Pachaysana has a new offering called Unlearning Retreats, which they describe in the following way:
Our Unlearning Retreats are crafted in partnership with local Indigenous communities, creating spaces where we all unlearn and grow together. These retreats will help participants develop the knowledge and skills necessary to transform their work as educators, activists, and community-builders.
Our focus extends beyond merely unlearning dominant narratives; we will also engage in reimagining new stories and integrating diverse ways of knowing and being into our work and personal growth.
Throughout the retreat, our daily practices will emphasize radical listening, radical empathy, and radical imagination. By the end of the experience, each participant will feel inspired and equipped to apply their newfound insights to transform their institutions, redesign their teaching, and repurpose their activism.
I can’t recommend their work enough. I hope to attend an unlearning retreat in the future, and I encourage you to look into it if this speaks to you. I don’t know if it will be in the cards for me in 2025, but I do plan to put it on my vision board 😊
Speaking of vision boards, it is almost December, which means it’s time to make December magic. I invite you to join me in this potent period of end-of-year reflecting and spellcasting for other worlds to be possible, as we need spells for collective liberation more than ever. Pluto moves into Aquarius in nine days, and the cosmic energy is supportive of people power and revolution – but it will be up to us to see what direction that power flows in. As my friend Yumi Sakugawa asked the other day, “Who will you be broken into in this era?”

Friday I finished teaching my three-week intensive on peace education theory and practice. I am reflecting on the fullness of the past 3 weeks: moving houses, public engagements, and teaching, among other things.
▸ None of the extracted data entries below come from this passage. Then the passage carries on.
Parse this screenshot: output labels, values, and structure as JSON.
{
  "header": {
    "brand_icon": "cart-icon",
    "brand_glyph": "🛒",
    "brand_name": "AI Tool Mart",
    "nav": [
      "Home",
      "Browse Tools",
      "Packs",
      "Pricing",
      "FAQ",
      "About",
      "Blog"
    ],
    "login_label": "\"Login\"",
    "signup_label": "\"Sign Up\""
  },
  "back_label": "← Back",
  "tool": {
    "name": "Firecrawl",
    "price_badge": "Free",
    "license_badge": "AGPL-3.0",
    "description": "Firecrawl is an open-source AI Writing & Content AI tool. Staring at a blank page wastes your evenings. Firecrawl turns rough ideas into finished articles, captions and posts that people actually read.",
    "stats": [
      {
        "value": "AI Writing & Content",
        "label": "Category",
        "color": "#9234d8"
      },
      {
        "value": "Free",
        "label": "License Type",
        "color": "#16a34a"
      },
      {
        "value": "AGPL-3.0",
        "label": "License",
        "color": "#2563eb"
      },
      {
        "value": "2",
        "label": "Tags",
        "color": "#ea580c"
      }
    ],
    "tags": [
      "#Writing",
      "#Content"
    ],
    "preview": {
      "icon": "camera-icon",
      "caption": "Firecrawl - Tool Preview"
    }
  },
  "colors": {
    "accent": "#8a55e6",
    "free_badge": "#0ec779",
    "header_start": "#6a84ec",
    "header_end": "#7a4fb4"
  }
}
I am exhausted, but I am also dwelling in the gift that I know so many beings who are trying, through their lives and work, to make other worlds possible within this one - like this Land Back initiative that my friend AD is working on. Amidst the pain of this moment, I hold onto all of this like a life raft, carrying me down this bumpy stretch of river.
On that note, I will close with a favorite poem, Boddhisatva Vows by Albert Saijo:
I love you. Take care out there, and hold each other close. Protect each other - especially those who are made less safe by the results of this election. We need each other.
May we be protected. May we find ways to stay cheerful even now. May we buoy each other.